First, the spec reader would need to parse the requirements into a standard baseline. With that, any BDD style format could be used as input, given the proper translations.


Next, something would need to analyze the baseline and decide how to efficiently process each set of rules. Perhaps some decisions would be made with respect to which language to use to maximize system efficiency and conform to the defined standards.


In order to meet those goals, certain meta-information would be needed about the system itself and about each requirement/feature. For example, one may define the security requirements of the system as a whole, or one particular feature or function. The data retention policy would be another aspect of the system. How about accessibility or internationalization? How about defining the environment constraints? Will there be a multiple environments? Or only one? Will it need to scale out?


Obvious complexities aside, I believe we have the technology and the know-how necessary to build such a system today. However, I also believe such a system designed this way would be fraught with the same problem that today's systems have and that's about the requirements themselves.


Let's assume, for sake of retaining optimism, that we provide accurate statements about every aspect of the system - what it runs on, how it will be available, what data it will use and persist, what transactions, how many users, which locations are the users, what roles, features, integrations. We define every aspect in our acceptance tests. Then those are translated, processed, and some machine or IL code is produced as a result - it's installed or deployed and we're up an running without writing a single line of code. We've only written pre-conditions, actions, and expected results. For a Given Condition, When some Action, Then some Result.


What would the first requirement look like? Would we define system constraints first? Would we define outputs first? Inputs? When would those be compiled? We wouldn't exactly have code to verify with the tests, so perhaps it would be real time, but the analysis process would take so much time especially at first.
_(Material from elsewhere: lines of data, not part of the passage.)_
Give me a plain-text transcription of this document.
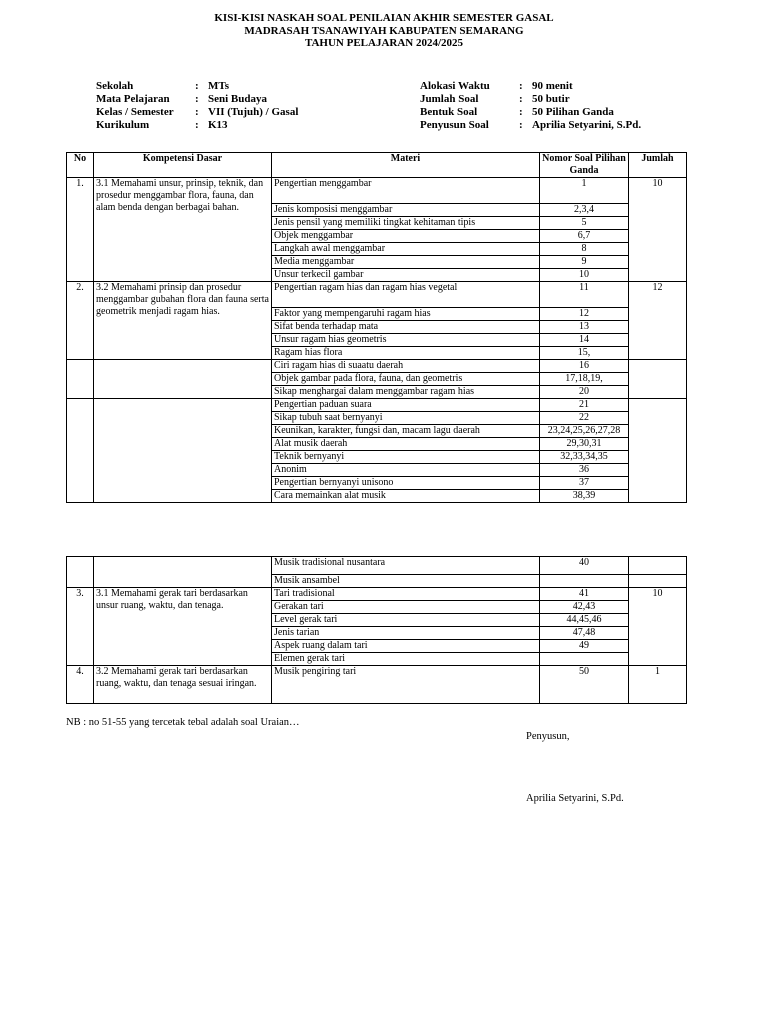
KISI-KISI NASKAH SOAL PENILAIAN AKHIR SEMESTER GASAL
MADRASAH TSANAWIYAH KABUPATEN SEMARANG
TAHUN PELAJARAN 2024/2025
Sekolah	: MTs
Mata Pelajaran	: Seni Budaya
Kelas / Semester	: VII (Tujuh) / Gasal
Kurikulum	: K13
Alokasi Waktu	: 90 menit
Jumlah Soal	: 50 butir
Bentuk Soal	: 50 Pilihan Ganda
Penyusun Soal	: Aprilia Setyarini, S.Pd.
No	Kompetensi Dasar	Materi	Nomor Soal Pilihan Ganda	Jumlah
1.	3.1 Memahami unsur, prinsip, teknik, dan prosedur menggambar flora, fauna, dan alam benda dengan berbagai bahan.	Pengertian menggambar	1	10
		Jenis komposisi menggambar	2,3,4	
		Jenis pensil yang memiliki tingkat kehitaman tipis	5	
		Objek menggambar	6,7	
		Langkah awal menggambar	8	
		Media menggambar	9	
		Unsur terkecil gambar	10	
2.	3.2 Memahami prinsip dan prosedur menggambar gubahan flora dan fauna serta geometrik menjadi ragam hias.	Pengertian ragam hias dan ragam hias vegetal	11	12
		Faktor yang mempengaruhi ragam hias	12	
		Sifat benda terhadap mata	13	
		Unsur ragam hias geometris	14	
		Ragam hias flora	15,	
		Ciri ragam hias di suaatu daerah	16	
		Objek gambar pada flora, fauna, dan geometris	17,18,19,	
		Sikap menghargai dalam menggambar ragam hias	20	
		Pengertian paduan suara	21	
		Sikap tubuh saat bernyanyi	22	
		Keunikan, karakter, fungsi dan, macam lagu daerah	23,24,25,26,27,28	
		Alat musik daerah	29,30,31	
		Teknik bernyanyi	32,33,34,35	
		Anonim	36	
		Pengertian bernyanyi unisono	37	
		Cara memainkan alat musik	38,39	
		Musik tradisional nusantara	40	
		Musik ansambel		
3.	3.1 Memahami gerak tari berdasarkan unsur ruang, waktu, dan tenaga.	Tari tradisional	41	10
		Gerakan tari	42,43	
		Level gerak tari	44,45,46	
		Jenis tarian	47,48	
		Aspek ruang dalam tari	49	
		Elemen gerak tari		
4.	3.2 Memahami gerak tari berdasarkan ruang, waktu, dan tenaga sesuai iringan.	Musik pengiring tari	50	1
NB : no 51-55 yang tercetak tebal adalah soal Uraian…
Penyusun,
Aprilia Setyarini, S.Pd.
Let's assume we would define the environment first. Given a growing population of users, And the users are geographically distributed, When users need to use the system, Then they would use a web browser. But should we even need to define that? Perhaps the compiler would know which platform would be best based on how we define the users, so we'd start there.
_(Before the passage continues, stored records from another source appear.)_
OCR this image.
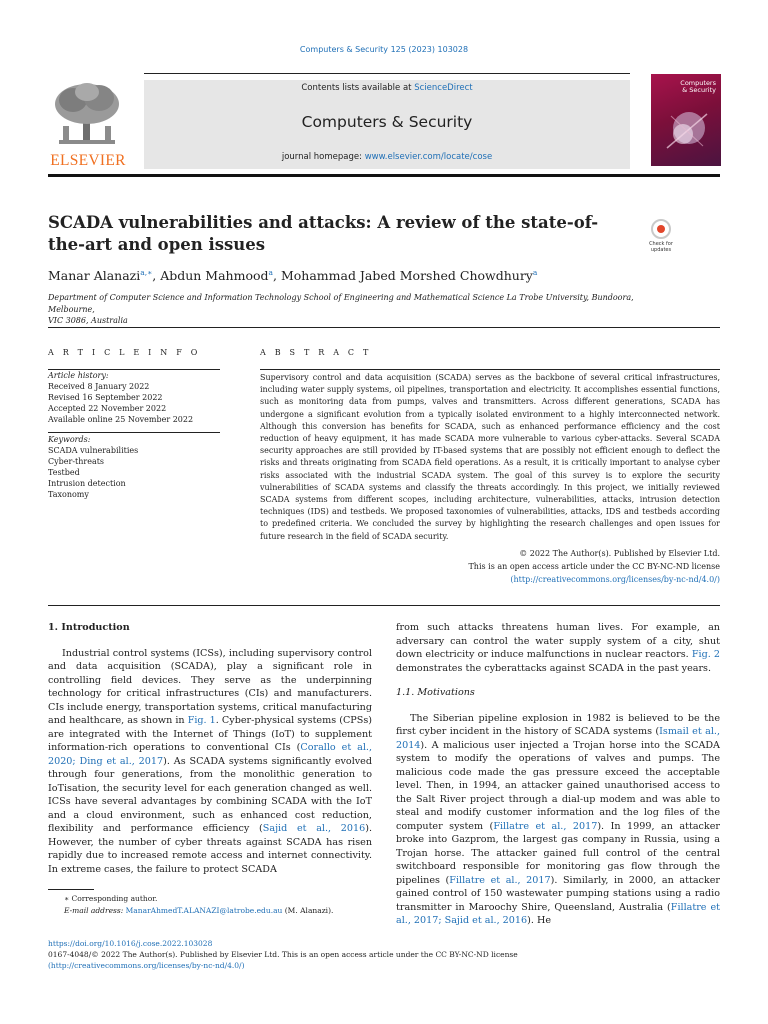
Computers & Security 125 (2023) 103028
ELSEVIER
Contents lists available at ScienceDirect
Computers & Security
journal homepage: www.elsevier.com/locate/cose
Computers
& Security
SCADA vulnerabilities and attacks: A review of the state-of-the-art and open issues	Check for
updates
Manar Alanazi$^{a,∗}$, Abdun Mahmood$^a$, Mohammad Jabed Morshed Chowdhury$^a$
Department of Computer Science and Information Technology School of Engineering and Mathematical Science La Trobe University, Bundoora, Melbourne,
VIC 3086, Australia
A R T I C L E I N F O
Article history:
Received 8 January 2022
Revised 16 September 2022
Accepted 22 November 2022
Available online 25 November 2022
Keywords:
SCADA vulnerabilities
Cyber-threats
Testbed
Intrusion detection
Taxonomy
A B S T R A C T

Supervisory control and data acquisition (SCADA) serves as the backbone of several critical infrastructures, including water supply systems, oil pipelines, transportation and electricity. It accomplishes essential functions, such as monitoring data from pumps, valves and transmitters. Across different generations, SCADA has undergone a significant evolution from a typically isolated environment to a highly interconnected network. Although this conversion has benefits for SCADA, such as enhanced performance efficiency and the cost reduction of heavy equipment, it has made SCADA more vulnerable to various cyber-attacks. Several SCADA security approaches are still provided by IT-based systems that are possibly not efficient enough to deflect the risks and threats originating from SCADA field operations. As a result, it is critically important to analyse cyber risks associated with the industrial SCADA system. The goal of this survey is to explore the security vulnerabilities of SCADA systems and classify the threats accordingly. In this project, we initially reviewed SCADA systems from different scopes, including architecture, vulnerabilities, attacks, intrusion detection techniques (IDS) and testbeds. We proposed taxonomies of vulnerabilities, attacks, IDS and testbeds according to predefined criteria. We concluded the survey by highlighting the research challenges and open issues for future research in the field of SCADA security.

© 2022 The Author(s). Published by Elsevier Ltd.
This is an open access article under the CC BY-NC-ND license
(http://creativecommons.org/licenses/by-nc-nd/4.0/)

1. Introduction

Industrial control systems (ICSs), including supervisory control and data acquisition (SCADA), play a significant role in controlling field devices. They serve as the underpinning technology for critical infrastructures (CIs) and manufacturers. CIs include energy, transportation systems, critical manufacturing and healthcare, as shown in Fig. 1. Cyber-physical systems (CPSs) are integrated with the Internet of Things (IoT) to supplement information-rich operations to conventional CIs (Corallo et al., 2020; Ding et al., 2017). As SCADA systems significantly evolved through four generations, from the monolithic generation to IoTisation, the security level for each generation changed as well. ICSs have several advantages by combining SCADA with the IoT and a cloud environment, such as enhanced cost reduction, flexibility and performance efficiency (Sajid et al., 2016). However, the number of cyber threats against SCADA has risen rapidly due to increased remote access and internet connectivity. In extreme cases, the failure to protect SCADA

from such attacks threatens human lives. For example, an adversary can control the water supply system of a city, shut down electricity or induce malfunctions in nuclear reactors. Fig. 2 demonstrates the cyberattacks against SCADA in the past years.

1.1. Motivations

The Siberian pipeline explosion in 1982 is believed to be the first cyber incident in the history of SCADA systems (Ismail et al., 2014). A malicious user injected a Trojan horse into the SCADA system to modify the operations of valves and pumps. The malicious code made the gas pressure exceed the acceptable level. Then, in 1994, an attacker gained unauthorised access to the Salt River project through a dial-up modem and was able to steal and modify customer information and the log files of the computer system (Fillatre et al., 2017). In 1999, an attacker broke into Gazprom, the largest gas company in Russia, using a Trojan horse. The attacker gained full control of the central switchboard responsible for monitoring gas flow through the pipelines (Fillatre et al., 2017). Similarly, in 2000, an attacker gained control of 150 wastewater pumping stations using a radio transmitter in Maroochy Shire, Queensland, Australia (Fillatre et al., 2017; Sajid et al., 2016). He

∗ Corresponding author.
E-mail address: ManarAhmedT.ALANAZI@latrobe.edu.au (M. Alanazi).
https://doi.org/10.1016/j.cose.2022.103028
0167-4048/© 2022 The Author(s). Published by Elsevier Ltd. This is an open access article under the CC BY-NC-ND license
(http://creativecommons.org/licenses/by-nc-nd/4.0/)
Given a globally distributed population of users, When the users access the application, Then they should be able to access the application from any location. With this spec in mind, the system may decide that a distributed system with multiple types of clients would be the best design. There may be decisions to make about caching on clients due to lack of specification about internet connectivity, so the only design must support with and without internet. Perhaps the compiler would need to make certain assumptions or respond with prompts. Perhaps certain parts of the design are better served as wizard-like or key-value pair configurations.
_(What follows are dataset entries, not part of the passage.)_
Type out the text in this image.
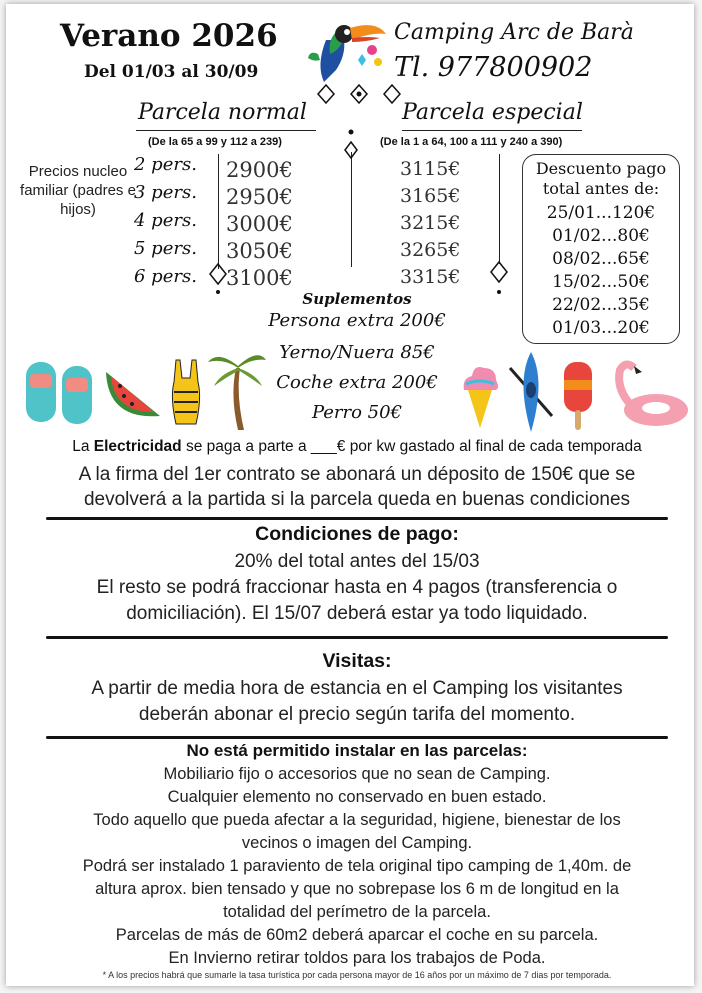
Verano 2026
Del 01/03 al 30/09
Camping Arc de Barà
Tl. 977800902
Parcela normal
(De la 65 a 99 y 112 a 239)
Parcela especial
(De la 1 a 64, 100 a 111 y 240 a 390)
Precios nucleo familiar (padres e hijos)
2 pers.
3 pers.
4 pers.
5 pers.
6 pers.
2900€
2950€
3000€
3050€
3100€
3115€
3165€
3215€
3265€
3315€
Descuento pago
total antes de:
25/01...120€
01/02...80€
08/02...65€
15/02...50€
22/02...35€
01/03...20€
Suplementos
Persona extra 200€
Yerno/Nuera 85€
Coche extra 200€
Perro 50€
La Electricidad se paga a parte a ___€ por kw gastado al final de cada temporada
A la firma del 1er contrato se abonará un déposito de 150€ que se
devolverá a la partida si la parcela queda en buenas condiciones
Condiciones de pago:
20% del total antes del 15/03
El resto se podrá fraccionar hasta en 4 pagos (transferencia o
domiciliación). El 15/07 deberá estar ya todo liquidado.
Visitas:
A partir de media hora de estancia en el Camping los visitantes
deberán abonar el precio según tarifa del momento.
No está permitido instalar en las parcelas:
Mobiliario fijo o accesorios que no sean de Camping.
Cualquier elemento no conservado en buen estado.
Todo aquello que pueda afectar a la seguridad, higiene, bienestar de los
vecinos o imagen del Camping.
Podrá ser instalado 1 paraviento de tela original tipo camping de 1,40m. de
altura aprox. bien tensado y que no sobrepase los 6 m de longitud en la
totalidad del perímetro de la parcela.
Parcelas de más de 60m2 deberá aparcar el coche en su parcela.
En Invierno retirar toldos para los trabajos de Poda.
* A los precios habrá que sumarle la tasa turística por cada persona mayor de 16 años por un máximo de 7 dias por temporada.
How about data, how would data be defined? In Cucumber BDD, input data is defined in either a Given statement or a Setup for a feature. But multiple features may share the same entities, so we wouldn't want to have too many definitions of them. Perhaps some tag could be used and all those related bits of data can be correlated by that.


In any case we can see that this is possible, but the details are fairly complex. It will be slow and cumbersome at first, but in time will be the usual way of building systems.